5 years ago a friend of mine asked if I wanted some purple cone flowers for my flower garden around my house.
Having admired them in other gardens, I said yes and promptly planted them in a spot next to some other flowers. Turns out they were Brown Eyed Susans, a relative of the intended flower. And, further, they spread terribly. I enjoyed them the first summer but began ripping them out the next year as they spread through the iris and choked out some other plantings.
Now, some five years later, I am still pulling these plants. They grow and spread quickly. I never let them flower but pull them as soon as I can make sure I get them and not another plan that might be right in the same spot. When I pull them I know that some little root fiber remains and so I’ll be back pulling again in a week or so.

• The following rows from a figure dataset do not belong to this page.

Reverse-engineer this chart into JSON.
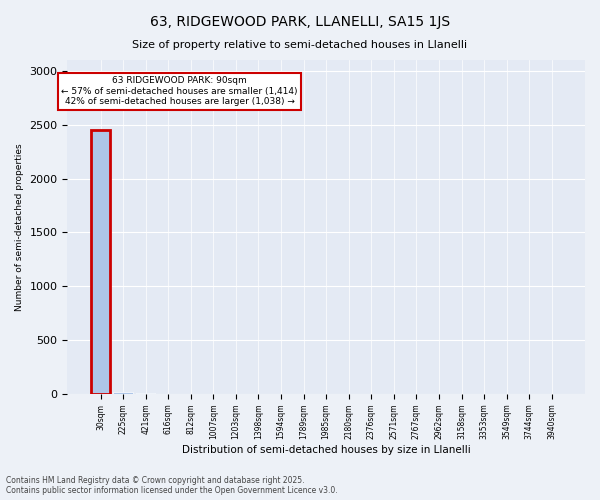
{
  "title1": "63, RIDGEWOOD PARK, LLANELLI, SA15 1JS",
  "title2": "Size of property relative to semi-detached houses in Llanelli",
  "xlabel": "Distribution of semi-detached houses by size in Llanelli",
  "ylabel": "Number of semi-detached properties",
  "bin_labels": [
    "30sqm",
    "225sqm",
    "421sqm",
    "616sqm",
    "812sqm",
    "1007sqm",
    "1203sqm",
    "1398sqm",
    "1594sqm",
    "1789sqm",
    "1985sqm",
    "2180sqm",
    "2376sqm",
    "2571sqm",
    "2767sqm",
    "2962sqm",
    "3158sqm",
    "3353sqm",
    "3549sqm",
    "3744sqm",
    "3940sqm"
  ],
  "bar_values": [
    2452,
    18,
    8,
    4,
    3,
    2,
    2,
    2,
    2,
    1,
    1,
    1,
    1,
    1,
    1,
    1,
    1,
    1,
    1,
    1,
    0
  ],
  "bar_color_default": "#aec6e8",
  "property_bar_index": 0,
  "property_name": "63 RIDGEWOOD PARK: 90sqm",
  "pct_smaller": 57,
  "pct_larger": 42,
  "count_smaller": "1,414",
  "count_larger": "1,038",
  "annotation_box_color": "#cc0000",
  "ylim": [
    0,
    3100
  ],
  "yticks": [
    0,
    500,
    1000,
    1500,
    2000,
    2500,
    3000
  ],
  "footer1": "Contains HM Land Registry data © Crown copyright and database right 2025.",
  "footer2": "Contains public sector information licensed under the Open Government Licence v3.0.",
  "bg_color": "#edf1f7",
  "plot_bg_color": "#e4eaf4"
}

The truth is I will never be free from these plantings. I do have some choices:
- ignore them and let them take over the garden (BTW, they would be fine in an isolated spot surrounded by grass so they couldn’t take over another planted area)

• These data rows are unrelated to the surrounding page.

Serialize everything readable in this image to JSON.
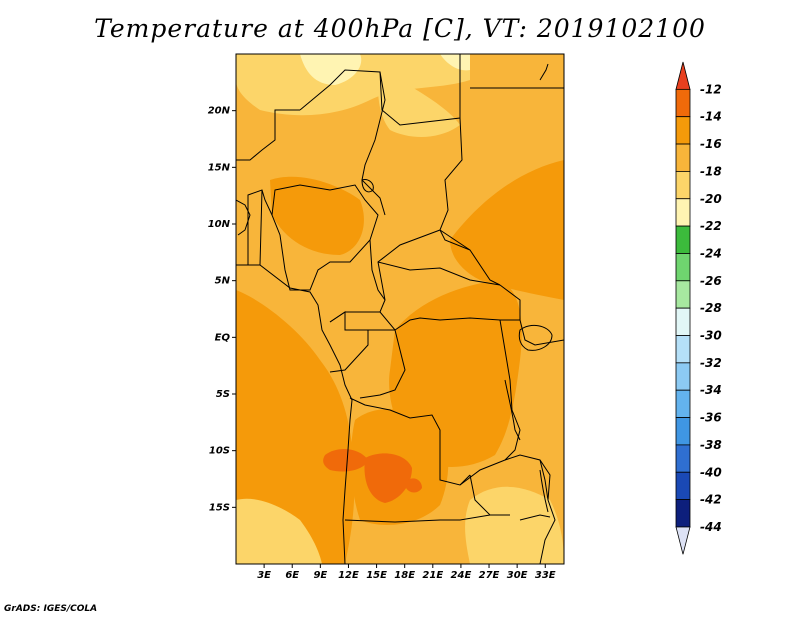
{
  "title": "Temperature at 400hPa [C], VT: 2019102100",
  "credit": "GrADS: IGES/COLA",
  "map": {
    "lon_range": [
      0,
      35
    ],
    "lat_range": [
      -20,
      25
    ],
    "lat_ticks": [
      {
        "value": 20,
        "label": "20N"
      },
      {
        "value": 15,
        "label": "15N"
      },
      {
        "value": 10,
        "label": "10N"
      },
      {
        "value": 5,
        "label": "5N"
      },
      {
        "value": 0,
        "label": "EQ"
      },
      {
        "value": -5,
        "label": "5S"
      },
      {
        "value": -10,
        "label": "10S"
      },
      {
        "value": -15,
        "label": "15S"
      }
    ],
    "lon_ticks": [
      {
        "value": 3,
        "label": "3E"
      },
      {
        "value": 6,
        "label": "6E"
      },
      {
        "value": 9,
        "label": "9E"
      },
      {
        "value": 12,
        "label": "12E"
      },
      {
        "value": 15,
        "label": "15E"
      },
      {
        "value": 18,
        "label": "18E"
      },
      {
        "value": 21,
        "label": "21E"
      },
      {
        "value": 24,
        "label": "24E"
      },
      {
        "value": 27,
        "label": "27E"
      },
      {
        "value": 30,
        "label": "30E"
      },
      {
        "value": 33,
        "label": "33E"
      }
    ]
  },
  "colorbar": {
    "labels": [
      "-12",
      "-14",
      "-16",
      "-18",
      "-20",
      "-22",
      "-24",
      "-26",
      "-28",
      "-30",
      "-32",
      "-34",
      "-36",
      "-38",
      "-40",
      "-42",
      "-44"
    ],
    "colors": [
      "#e8401f",
      "#f06a0a",
      "#f59a0a",
      "#f8b53a",
      "#fcd569",
      "#fff4b2",
      "#3cbb3c",
      "#6fd56f",
      "#a7e8a0",
      "#e2f7f7",
      "#b5e0f8",
      "#8ccaf3",
      "#63b3ee",
      "#3f96e3",
      "#2f6fd1",
      "#1a49b5",
      "#0d1f7c",
      "#dde2f5"
    ]
  },
  "fields": {
    "base_color": "#f8b53a",
    "warm_color": "#f59a0a",
    "cool_color": "#fcd569",
    "cooler_color": "#fff4b2",
    "hot_color": "#f06a0a"
  }
}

- be irritated that I can’t get rid of them and thus fail to see the beauty around them
- stay vigilant but enjoy the garden
- try shock and awe by killing everything in that spot.

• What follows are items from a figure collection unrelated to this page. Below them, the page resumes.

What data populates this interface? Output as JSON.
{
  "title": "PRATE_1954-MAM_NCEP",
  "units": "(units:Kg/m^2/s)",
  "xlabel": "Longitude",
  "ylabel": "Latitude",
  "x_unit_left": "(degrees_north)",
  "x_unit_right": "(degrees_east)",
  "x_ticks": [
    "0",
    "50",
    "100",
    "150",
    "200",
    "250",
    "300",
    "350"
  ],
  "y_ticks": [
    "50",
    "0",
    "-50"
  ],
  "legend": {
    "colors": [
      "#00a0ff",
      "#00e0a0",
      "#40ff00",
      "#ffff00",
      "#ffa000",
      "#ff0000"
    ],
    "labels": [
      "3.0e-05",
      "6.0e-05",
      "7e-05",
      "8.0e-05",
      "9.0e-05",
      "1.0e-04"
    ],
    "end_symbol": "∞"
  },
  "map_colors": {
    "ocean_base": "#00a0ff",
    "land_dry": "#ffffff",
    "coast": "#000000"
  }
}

I find this is much like our persistent life problems. Whether by naive choice or by something beyond our control, we develop persistent struggles with things like anxiety, depression, addictions, relational challenges, etc. While God sometimes provide miraculous removal of these struggles, we rarely find complete freedom from these kinds of struggles. We may not be in crisis mode forever, but total relaxation and assumption of no return of the problem is rare also.
So, we too have some choices:
- be angry and bitter that the problem continues to have some place in our life
- blame others for our problems
- ruminate on why only we seem to have these problems
- try shock and awe and so destroy lots of other things
- accept the need to stay vigilant, going after the roots and shoots as soon as we notice them.
Does this illustration work for you?